Dirac manifolds

A Dirac structure on a vector space $V$ is a subspace of $V$ with a skew form on it. It is shown that these structures correspond to subspaces of $V \oplus {V^{\ast}}$ satisfying a maximality condition, and having the property that a certain symmetric form on $V \oplus {V^{\ast}}$ vanishes when restricted to them. Dirac structures on a vector space are analyzed in terms of bases, and a generalized Cayley transformation is defined which takes a Dirac structure to an element of $O(V)$. Finally a method is given for passing a Dirac structure on a vector space to a Dirac structure on any subspace.

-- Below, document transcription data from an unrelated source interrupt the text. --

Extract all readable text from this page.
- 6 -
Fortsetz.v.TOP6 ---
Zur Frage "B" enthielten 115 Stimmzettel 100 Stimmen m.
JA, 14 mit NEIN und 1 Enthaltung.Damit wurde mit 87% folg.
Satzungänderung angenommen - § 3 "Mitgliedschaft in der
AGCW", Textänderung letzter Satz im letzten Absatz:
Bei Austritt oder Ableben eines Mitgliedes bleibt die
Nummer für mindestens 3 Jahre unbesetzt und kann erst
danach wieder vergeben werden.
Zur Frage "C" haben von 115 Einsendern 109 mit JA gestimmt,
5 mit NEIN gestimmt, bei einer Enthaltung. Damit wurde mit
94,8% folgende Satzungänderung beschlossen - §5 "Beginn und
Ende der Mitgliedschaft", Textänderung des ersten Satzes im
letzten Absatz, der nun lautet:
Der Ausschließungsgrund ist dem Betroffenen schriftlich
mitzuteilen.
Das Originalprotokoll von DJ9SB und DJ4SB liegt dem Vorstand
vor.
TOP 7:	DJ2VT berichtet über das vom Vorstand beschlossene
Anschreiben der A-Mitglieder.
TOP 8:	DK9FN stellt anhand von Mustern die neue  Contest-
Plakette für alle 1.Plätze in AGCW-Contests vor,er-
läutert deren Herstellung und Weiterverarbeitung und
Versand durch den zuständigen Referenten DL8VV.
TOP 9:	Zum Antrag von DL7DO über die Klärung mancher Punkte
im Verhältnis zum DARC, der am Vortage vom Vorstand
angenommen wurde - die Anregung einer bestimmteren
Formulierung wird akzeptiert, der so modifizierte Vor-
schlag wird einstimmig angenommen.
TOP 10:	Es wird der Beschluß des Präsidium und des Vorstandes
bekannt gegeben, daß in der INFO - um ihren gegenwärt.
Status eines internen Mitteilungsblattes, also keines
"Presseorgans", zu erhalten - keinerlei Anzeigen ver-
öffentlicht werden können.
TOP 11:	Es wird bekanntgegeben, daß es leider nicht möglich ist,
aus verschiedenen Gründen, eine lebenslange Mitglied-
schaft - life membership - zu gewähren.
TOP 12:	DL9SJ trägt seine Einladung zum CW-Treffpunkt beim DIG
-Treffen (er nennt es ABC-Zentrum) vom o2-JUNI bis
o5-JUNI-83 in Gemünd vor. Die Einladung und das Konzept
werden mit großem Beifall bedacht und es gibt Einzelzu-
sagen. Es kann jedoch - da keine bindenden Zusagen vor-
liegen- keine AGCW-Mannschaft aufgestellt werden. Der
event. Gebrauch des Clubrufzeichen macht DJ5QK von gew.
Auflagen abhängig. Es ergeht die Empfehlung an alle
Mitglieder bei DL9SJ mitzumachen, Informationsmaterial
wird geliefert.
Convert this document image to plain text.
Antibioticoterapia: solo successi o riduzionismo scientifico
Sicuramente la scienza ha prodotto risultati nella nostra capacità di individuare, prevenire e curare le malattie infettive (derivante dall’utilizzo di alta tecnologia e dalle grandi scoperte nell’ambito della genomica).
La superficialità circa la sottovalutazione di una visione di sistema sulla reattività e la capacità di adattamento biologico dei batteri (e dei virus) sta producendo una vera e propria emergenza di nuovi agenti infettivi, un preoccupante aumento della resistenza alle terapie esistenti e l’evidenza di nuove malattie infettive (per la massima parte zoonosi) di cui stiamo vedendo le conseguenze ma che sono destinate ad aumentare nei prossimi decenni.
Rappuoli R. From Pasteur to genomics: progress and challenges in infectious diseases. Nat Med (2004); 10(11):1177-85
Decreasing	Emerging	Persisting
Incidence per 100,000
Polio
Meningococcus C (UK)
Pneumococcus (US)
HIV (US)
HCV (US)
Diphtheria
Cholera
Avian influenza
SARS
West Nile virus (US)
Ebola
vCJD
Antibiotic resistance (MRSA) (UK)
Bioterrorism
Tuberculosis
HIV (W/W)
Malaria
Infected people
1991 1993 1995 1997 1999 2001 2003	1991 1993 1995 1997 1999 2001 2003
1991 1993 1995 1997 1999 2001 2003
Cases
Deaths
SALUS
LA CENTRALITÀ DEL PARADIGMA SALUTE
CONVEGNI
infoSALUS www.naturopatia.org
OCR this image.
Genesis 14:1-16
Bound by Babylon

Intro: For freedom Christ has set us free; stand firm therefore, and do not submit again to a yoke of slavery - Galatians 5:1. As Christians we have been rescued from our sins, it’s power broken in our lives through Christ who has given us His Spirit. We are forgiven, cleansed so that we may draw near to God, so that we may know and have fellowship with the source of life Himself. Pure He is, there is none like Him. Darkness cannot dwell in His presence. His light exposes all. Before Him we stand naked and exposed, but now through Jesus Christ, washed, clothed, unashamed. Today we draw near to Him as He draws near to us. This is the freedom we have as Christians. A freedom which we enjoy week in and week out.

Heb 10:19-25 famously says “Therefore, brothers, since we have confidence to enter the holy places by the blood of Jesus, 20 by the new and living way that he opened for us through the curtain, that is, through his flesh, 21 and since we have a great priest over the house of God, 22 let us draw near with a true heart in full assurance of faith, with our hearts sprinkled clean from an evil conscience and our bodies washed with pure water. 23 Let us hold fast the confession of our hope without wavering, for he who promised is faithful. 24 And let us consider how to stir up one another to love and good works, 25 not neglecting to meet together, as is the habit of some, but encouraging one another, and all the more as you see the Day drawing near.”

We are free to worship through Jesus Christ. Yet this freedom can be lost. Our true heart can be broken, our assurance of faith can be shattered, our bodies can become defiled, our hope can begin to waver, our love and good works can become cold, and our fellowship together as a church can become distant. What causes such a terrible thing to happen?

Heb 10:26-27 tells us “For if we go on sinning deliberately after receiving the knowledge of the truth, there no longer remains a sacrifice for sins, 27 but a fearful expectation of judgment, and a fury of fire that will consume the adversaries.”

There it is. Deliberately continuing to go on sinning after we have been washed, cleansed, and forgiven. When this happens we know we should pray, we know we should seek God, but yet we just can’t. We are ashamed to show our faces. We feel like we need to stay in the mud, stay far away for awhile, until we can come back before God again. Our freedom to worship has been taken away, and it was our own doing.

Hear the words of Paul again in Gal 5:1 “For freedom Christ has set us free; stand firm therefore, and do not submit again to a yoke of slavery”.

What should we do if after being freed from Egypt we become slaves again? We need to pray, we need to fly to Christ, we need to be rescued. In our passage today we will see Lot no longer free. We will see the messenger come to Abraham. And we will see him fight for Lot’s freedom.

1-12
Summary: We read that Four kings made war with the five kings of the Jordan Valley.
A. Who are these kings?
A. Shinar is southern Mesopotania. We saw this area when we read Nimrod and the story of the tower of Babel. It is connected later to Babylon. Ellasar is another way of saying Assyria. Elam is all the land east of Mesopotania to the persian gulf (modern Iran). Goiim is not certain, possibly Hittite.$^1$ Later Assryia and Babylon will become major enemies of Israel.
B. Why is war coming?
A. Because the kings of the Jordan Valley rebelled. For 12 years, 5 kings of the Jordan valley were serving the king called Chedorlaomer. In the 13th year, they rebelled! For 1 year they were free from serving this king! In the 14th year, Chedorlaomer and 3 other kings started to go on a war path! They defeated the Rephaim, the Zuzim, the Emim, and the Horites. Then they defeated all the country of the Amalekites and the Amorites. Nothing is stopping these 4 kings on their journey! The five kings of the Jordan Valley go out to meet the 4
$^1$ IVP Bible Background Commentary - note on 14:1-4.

Dirac structures on vector spaces are generalized to smooth Dirac structures on a manifold $P$, which are defined to be smooth subbundles of the bundle $TP \oplus {T^{\ast}}P$ satisfying pointwise the properties of the linear case. If a bundle $L \subset TP \oplus {T^{\ast}}P$ defines a Dirac structure on $P$, then we call $L$ a Dirac bundle over $P$. A $3$-tensor is defined on Dirac bundles whose vanishing is the integrability condition of the Dirac structure. The basic examples of integrable Dirac structures are Poisson and presymplectic manifolds; in these cases the Dirac bundle is the graph of a bundle map, and the integrability tensors are $[B,B]$ and $d\Omega$ respectively. A function $f$ on a Dirac manifold is called admissible if there is a vector field $X$ such that the pair $(X,df)$ is a section of the Dirac bundle $L$; the pair $(X,df)$ is called an admissible section. The set of admissible functions is shown to be a Poisson algebra.

A process is given for passing Dirac structures to a submanifold $Q$ of a Dirac manifold $P$. The induced bracket on admissible functions on $Q$ is in fact the Dirac bracket as defined by Dirac for constrained submanifolds.